Advanced Features (Phase 10)¶
This document describes the advanced features introduced in Phase 10 of Truthound: ML Module, Lineage Module, and Realtime Module.
Table of Contents¶
- Overview
- ML Module
- Anomaly Detection
- Drift Detection
- Rule Learning
- Model Registry
- Lineage Module
- Lineage Graph
- Lineage Tracker
- Impact Analysis
- Realtime Module
- Streaming Sources
- Incremental Validation
- State Management
- Checkpointing
- CLI Commands
- API Reference
Overview¶
Phase 10 introduces three major modules that extend Truthound's capabilities into advanced data quality scenarios:
| Module | Purpose | Key Features |
|---|---|---|
| ML | Machine learning-based data quality | Anomaly detection, drift detection, rule learning |
| Lineage | Data flow tracking | Graph-based lineage, impact analysis |
| Realtime | Streaming validation | Incremental validation, checkpointing |
ML Module¶
The ML module provides machine learning capabilities for data quality validation.
Anomaly Detection¶
Detect anomalies in your data using various statistical and ML-based methods.
Note: All ML detectors require
LazyFrameinput and at least 10 samples for training.
from truthound.ml import ZScoreAnomalyDetector, IsolationForestDetector, EnsembleAnomalyDetector
import polars as pl
# Sample data - use LazyFrame with at least 10 samples
df = pl.DataFrame({
"value": [1.0, 2.0, 3.0, 2.5, 1.5, 2.8, 1.8, 2.2, 3.1, 2.9, 100.0], # 100.0 is an anomaly
}).lazy()
# Import specific configs
from truthound.ml.anomaly_models.statistical import StatisticalConfig
from truthound.ml.anomaly_models.isolation_forest import IsolationForestConfig
from truthound.ml.anomaly_models.ensemble import EnsembleConfig, EnsembleStrategy
# Z-Score based detection (use StatisticalConfig)
zscore_detector = ZScoreAnomalyDetector(
config=StatisticalConfig(z_threshold=3.0)
)
zscore_detector.fit(df)
result = zscore_detector.predict(df)
print(f"Anomalies found: {result.anomaly_count}")
# Isolation Forest (ML-based, use IsolationForestConfig)
iso_detector = IsolationForestDetector(
config=IsolationForestConfig(contamination=0.1)
)
iso_detector.fit(df)
result = iso_detector.predict(df)
# Ensemble approach (use EnsembleConfig with EnsembleStrategy)

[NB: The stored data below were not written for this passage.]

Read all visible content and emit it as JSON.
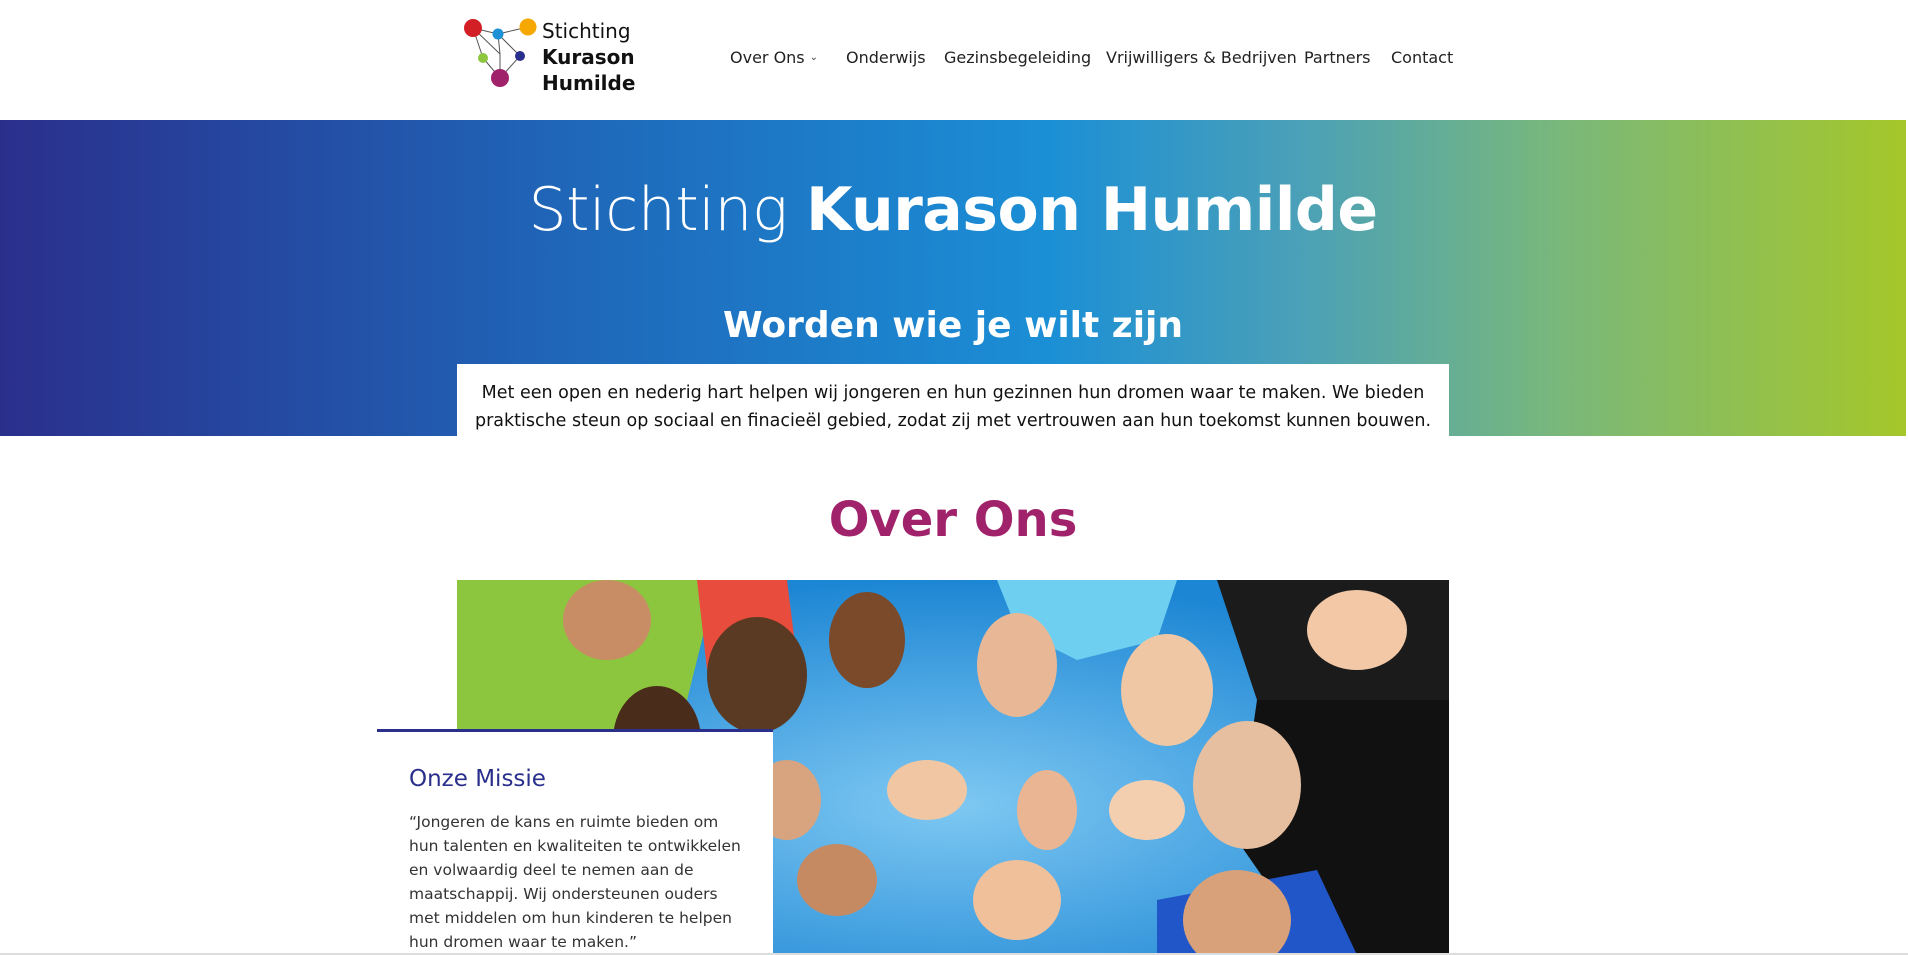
{
  "header": {
    "logo": {
      "line1": "Stichting",
      "line2": "Kurason",
      "line3": "Humilde",
      "dot_colors": [
        "#d21f26",
        "#1e90d6",
        "#f6a800",
        "#8dc63f",
        "#2a2f8c",
        "#a0226b"
      ]
    },
    "nav": [
      {
        "label": "Over Ons",
        "has_dropdown": true
      },
      {
        "label": "Onderwijs"
      },
      {
        "label": "Gezinsbegeleiding"
      },
      {
        "label": "Vrijwilligers & Bedrijven"
      },
      {
        "label": "Partners"
      },
      {
        "label": "Contact"
      }
    ]
  },
  "hero": {
    "title_light": "Stichting",
    "title_bold": "Kurason Humilde",
    "subtitle": "Worden wie je wilt zijn",
    "intro_line1": "Met een open en nederig hart helpen wij jongeren en hun gezinnen hun dromen waar te maken. We bieden",
    "intro_line2": "praktische steun op sociaal en finacieël gebied, zodat zij met vertrouwen aan hun toekomst kunnen bouwen.",
    "gradient_colors": [
      "#2a2f8c",
      "#1b8fd6",
      "#a5c72a"
    ]
  },
  "about": {
    "title": "Over Ons",
    "mission": {
      "heading": "Onze Missie",
      "text": "“Jongeren de kans en ruimte bieden om hun talenten en kwaliteiten te ontwikkelen en volwaardig deel te nemen aan de maatschappij. Wij ondersteunen ouders met middelen om hun kinderen te helpen hun dromen waar te maken.”"
    }
  },
  "colors": {
    "accent_magenta": "#a0226b",
    "accent_navy": "#2a2f8c"
  }
}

ensemble = EnsembleAnomalyDetector(
detectors=[zscore_detector, iso_detector],
config=EnsembleConfig(strategy=EnsembleStrategy.AVERAGE)
)
ensemble.fit(df)
result = ensemble.predict(df)
Available Detectors¶
| Detector | Method | Best For |
|---|---|---|
ZScoreAnomalyDetector |
Z-Score | Normally distributed data |
IQRAnomalyDetector |
Interquartile Range | Skewed distributions |
MADAnomalyDetector |
Median Absolute Deviation | Robust to outliers |
IsolationForestDetector |
Isolation Forest | High-dimensional data |
EnsembleAnomalyDetector |
Voting ensemble | Combining multiple detectors |
Drift Detection¶
Detect distribution drift between baseline and current datasets.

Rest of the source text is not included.